Review/preview - Issue - News - Comments - Mind words

Tuesday, February 03, 2009

Perlunya pendidikan politik di Indonesia

Saya bukan pakar atau pengamat politik yang kompeten di dunia politik Indonesia. Saya juga bukan politikus seperti tikus2 yang bergerak dibidang politik. Saya cuma rakyat biasa yang memandang sinis pada ironi perkembangan demokrasi di Indonesia.
Jujur saja, apa yang diharapkan pemerintah dengan adanya pesta pemilihan umum wakil rakyat tidak sepenuhnya tepat sasaran, atau bahkan bisa dikatakan melenceng dari tujuan demokrasi.
Ketika kaum elit politik berdebat dan berjuang untuk aspirasi sesuai kesepakatan golongan mereka, kaum bawah tidak berpikir sepanjang mereka.
Apa yang terjadi saat masa2 menjelang pemilu adalah munculnya para spekulan dan orang2 oportunis yang ingin memanfaatkan hegemoni yang berkembang di tengah masyarakat.
Jangankan peduli dengan masa depan negara, siapa wakil mereka di pemerintahan saja mereka tidak cukup acuh. Yang ada hanyalah, partai mana - golongan mana - siapa yang memberikan keuntungan dalam segi finansial.
Lihatlah aksi fanatisme buta pada suatu partai, bukan karena wakil2 yang ditawarkan partai tersebut berkualitas dan berkompeten, tapi karena diujung kepengurusan partai tersebut terdapat tokoh yang sudah mendarah daging bagi partai tersebut (tahu maksud saya?). Ini seperti era Gabriel Batistuta masih bermain sepakbola, dimana dia membela suatu klub, disitulah fans akan mendukung.
Dan yang jelas2 terjadi adalah munculnya kesempatan untuk mengeruk keuntungan dari momentum seperti ini.
Saat sebuah partai ramai2 "menghasut" rakyat dengan janji2 dan tindakan nyata, rakyat yang diberi hati masih menuntut jantung. nggak cukup jalan diperbaiki, tapi minta sembako gratis.
Ketika para caleg berlomba-lomba "menjilat" rakyat dengan mimpi2 dan tindakan nyata, rakyat yang dibela menginginkan lebih. Tidak cukup dengan sembako gratis, mereka minta uang ala kadarnya.
Jadi, berapakah harga kemajuan negara ini?
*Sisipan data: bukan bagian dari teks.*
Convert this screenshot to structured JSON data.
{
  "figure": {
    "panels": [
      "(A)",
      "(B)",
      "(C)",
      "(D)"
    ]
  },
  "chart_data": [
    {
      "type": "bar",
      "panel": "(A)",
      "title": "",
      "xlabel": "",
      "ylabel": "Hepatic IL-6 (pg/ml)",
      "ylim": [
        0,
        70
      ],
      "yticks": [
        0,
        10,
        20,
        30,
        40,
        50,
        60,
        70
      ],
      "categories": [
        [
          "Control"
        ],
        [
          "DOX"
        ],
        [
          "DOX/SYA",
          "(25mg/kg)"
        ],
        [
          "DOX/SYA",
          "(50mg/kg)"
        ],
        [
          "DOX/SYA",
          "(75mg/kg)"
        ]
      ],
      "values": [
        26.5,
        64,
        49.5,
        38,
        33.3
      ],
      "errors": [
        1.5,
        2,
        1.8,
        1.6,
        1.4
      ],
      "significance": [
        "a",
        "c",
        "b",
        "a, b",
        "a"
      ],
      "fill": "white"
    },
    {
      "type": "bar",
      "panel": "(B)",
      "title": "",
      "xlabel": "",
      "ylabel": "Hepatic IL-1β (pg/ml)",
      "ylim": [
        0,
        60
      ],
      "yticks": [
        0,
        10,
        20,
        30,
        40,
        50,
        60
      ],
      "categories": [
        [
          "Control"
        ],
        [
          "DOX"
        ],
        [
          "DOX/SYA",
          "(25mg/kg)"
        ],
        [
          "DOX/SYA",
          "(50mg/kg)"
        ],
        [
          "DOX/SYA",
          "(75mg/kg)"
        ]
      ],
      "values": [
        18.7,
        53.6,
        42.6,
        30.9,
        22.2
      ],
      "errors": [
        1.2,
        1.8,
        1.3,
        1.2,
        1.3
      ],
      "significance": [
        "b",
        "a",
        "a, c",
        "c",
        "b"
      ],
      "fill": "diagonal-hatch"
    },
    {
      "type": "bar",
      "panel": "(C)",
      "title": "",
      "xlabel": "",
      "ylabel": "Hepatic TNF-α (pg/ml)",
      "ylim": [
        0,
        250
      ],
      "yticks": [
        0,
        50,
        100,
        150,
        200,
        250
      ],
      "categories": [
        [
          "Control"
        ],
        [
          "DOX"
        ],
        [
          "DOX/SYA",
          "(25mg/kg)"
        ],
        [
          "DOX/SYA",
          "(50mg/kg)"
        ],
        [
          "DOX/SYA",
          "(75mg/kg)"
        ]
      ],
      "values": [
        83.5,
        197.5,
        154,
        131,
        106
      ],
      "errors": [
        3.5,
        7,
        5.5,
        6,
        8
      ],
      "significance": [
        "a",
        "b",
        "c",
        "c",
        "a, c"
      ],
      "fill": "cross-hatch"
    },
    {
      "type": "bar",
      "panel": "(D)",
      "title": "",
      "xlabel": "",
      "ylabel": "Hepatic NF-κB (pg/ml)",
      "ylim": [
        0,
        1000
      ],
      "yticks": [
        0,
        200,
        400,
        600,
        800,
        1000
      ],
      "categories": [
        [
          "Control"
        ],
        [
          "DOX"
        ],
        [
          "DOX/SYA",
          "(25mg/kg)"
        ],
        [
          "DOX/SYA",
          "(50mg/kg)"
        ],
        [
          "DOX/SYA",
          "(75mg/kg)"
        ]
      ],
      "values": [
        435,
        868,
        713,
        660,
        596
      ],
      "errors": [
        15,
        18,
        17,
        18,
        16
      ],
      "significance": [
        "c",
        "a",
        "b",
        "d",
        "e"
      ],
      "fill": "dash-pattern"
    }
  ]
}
Ketika kaum elit politik hanya mencari kekayaan tambahan di panggung politik di Senayan, atau di kantor DPRD. Ketika para kaum bawah hanya mencari keuntungan pribadi dari para wakil rakyat yang mungkin begitu bodohnya sehingga mau saja dibodohi masyarakat.
Pemilu bukan lagi berarti Pemilihan Umum untuk menentukan wakil rakyat untuk membangun negara, melainkan Pemungutan Infak Legislatif Umum untuk rakyat yang masih hanya berpikir tentang perut dan perut.
Apakah frase "makan untuk hidup" masih begitu kental bagi rakyat bawah? sedangkan kaum atas justru dengan pongah menyandang frase "hidup untuk makan" (apa atau siapa yang dimakan, kita gak tahu).
Majulah Indonesia ku tercinta, belajar dari kesalahan sendiri lebih bijaksana daripada belagak belajar dari negara lain.